I must say, I’ve had doubts about how far Musk will go in his ‘free speech’ campaign. I dont think it reasonable for him to withdraw from the EU, so I expect he will sail somewhere close to the line, without actually crossing it.
Withdrawing from the EU might get people’s attention, though most likely people would blame Musk not the EU.
Musk can’t take on the EU by himself.
If the population were ready to see him as a champion and rally behind him to fight for free speech, then obviously he could.
But we’ve seen how spineless the population is. Many of them have offered up their children as guinea pigs for untested jabs to appease a menacing state bureaucracy, so…
I think it would do more harm than good for him to take that step, yes.

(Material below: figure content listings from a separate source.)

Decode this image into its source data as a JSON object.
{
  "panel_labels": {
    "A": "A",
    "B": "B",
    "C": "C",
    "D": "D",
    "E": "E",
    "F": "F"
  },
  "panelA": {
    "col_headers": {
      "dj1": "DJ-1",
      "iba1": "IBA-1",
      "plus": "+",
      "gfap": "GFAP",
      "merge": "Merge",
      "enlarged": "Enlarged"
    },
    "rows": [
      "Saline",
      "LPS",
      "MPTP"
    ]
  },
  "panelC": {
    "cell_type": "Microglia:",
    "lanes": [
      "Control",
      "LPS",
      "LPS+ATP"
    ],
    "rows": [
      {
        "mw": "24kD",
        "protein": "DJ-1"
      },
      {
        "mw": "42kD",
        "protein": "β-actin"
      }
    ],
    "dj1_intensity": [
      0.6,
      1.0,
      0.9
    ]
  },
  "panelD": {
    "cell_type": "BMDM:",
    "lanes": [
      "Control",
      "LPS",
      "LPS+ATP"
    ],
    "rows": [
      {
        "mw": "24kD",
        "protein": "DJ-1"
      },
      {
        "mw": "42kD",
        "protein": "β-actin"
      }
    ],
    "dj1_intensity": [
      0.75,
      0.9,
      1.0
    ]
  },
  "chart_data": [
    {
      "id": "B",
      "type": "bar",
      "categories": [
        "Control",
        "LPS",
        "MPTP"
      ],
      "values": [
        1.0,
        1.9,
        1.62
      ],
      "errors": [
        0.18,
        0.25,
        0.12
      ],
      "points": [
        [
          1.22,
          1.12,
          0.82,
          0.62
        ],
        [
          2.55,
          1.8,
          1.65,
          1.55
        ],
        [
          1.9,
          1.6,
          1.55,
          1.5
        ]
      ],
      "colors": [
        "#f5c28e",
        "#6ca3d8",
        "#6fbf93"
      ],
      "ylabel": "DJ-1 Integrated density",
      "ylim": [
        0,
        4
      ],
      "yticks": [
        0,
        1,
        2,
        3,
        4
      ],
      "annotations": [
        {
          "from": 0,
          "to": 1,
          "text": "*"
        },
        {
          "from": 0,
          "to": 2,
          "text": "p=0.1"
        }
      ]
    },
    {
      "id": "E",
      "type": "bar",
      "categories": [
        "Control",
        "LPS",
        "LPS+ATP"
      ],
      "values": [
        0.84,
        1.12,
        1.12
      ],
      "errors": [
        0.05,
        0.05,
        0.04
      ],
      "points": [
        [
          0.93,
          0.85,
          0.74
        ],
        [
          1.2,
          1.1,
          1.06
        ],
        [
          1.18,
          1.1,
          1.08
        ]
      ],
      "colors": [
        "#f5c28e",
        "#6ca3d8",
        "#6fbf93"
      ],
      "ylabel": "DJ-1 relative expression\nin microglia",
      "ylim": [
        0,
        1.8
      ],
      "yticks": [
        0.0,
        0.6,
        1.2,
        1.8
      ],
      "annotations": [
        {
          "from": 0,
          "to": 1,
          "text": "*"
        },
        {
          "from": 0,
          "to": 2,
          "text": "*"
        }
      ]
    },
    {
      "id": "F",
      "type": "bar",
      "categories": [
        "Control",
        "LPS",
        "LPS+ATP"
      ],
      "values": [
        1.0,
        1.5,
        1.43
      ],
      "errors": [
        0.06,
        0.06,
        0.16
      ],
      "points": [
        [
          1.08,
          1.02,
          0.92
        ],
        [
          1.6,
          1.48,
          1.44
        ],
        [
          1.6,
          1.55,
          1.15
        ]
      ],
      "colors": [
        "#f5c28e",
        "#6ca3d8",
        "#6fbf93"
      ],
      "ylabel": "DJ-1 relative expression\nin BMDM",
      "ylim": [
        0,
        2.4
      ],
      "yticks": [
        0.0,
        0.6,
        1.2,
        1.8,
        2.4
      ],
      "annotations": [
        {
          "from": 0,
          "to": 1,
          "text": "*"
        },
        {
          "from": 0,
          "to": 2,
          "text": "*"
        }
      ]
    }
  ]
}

There’s little support for freedom of speech, at least in the UK and Europe, among people I speak to. People will tell you they like the idea, but when you start quoting types of speech (“hate”, “misinformation”) and ask if they should be allowed they will tell you “no of course not”.
It would also probably be suicidal.
I don’t see Twitter’s withdrawal from the EU’s code of practice an empty gesture. It is a signal. Now, one can debate what the signal is.
It might just be to try to look good. Or it might be a signal of measured defiance which says – ok, you might be forcing me to comply by turning a code into law, but I will t least, with my gesture, show you I don’t agree with it or like it.
I don’t know how committed Musk really is to free speech. I doubt few do. But if one assumes he is, how he plays his cards is anything but simple. It would be fiendishly complicated to try to runTwitter as a free speech platform in today’s regulatory environment, if that was what one wanted to do, without being destroyed by the heavy hand of ever more oppressive and authoritarian states.
My guess is that he’s trying to do his best, but I am ready to be disappointed and discover I’ve been naive.
I’ve said it before and I will say it again – Musk doesn’t give a flying duck about Free Speech.
Surely Twitter need to replace the display of offending content with a message saying banned in the EU. If people are really interested they can use a VPN to avoid this. If enough people are annoyed then there will be push back.
The EU appears not to want Twitter being what it is but wants something else instead.
The EU should build its own ‘service’ as it wants it to be – I’m sure they could make it just as popular eventually.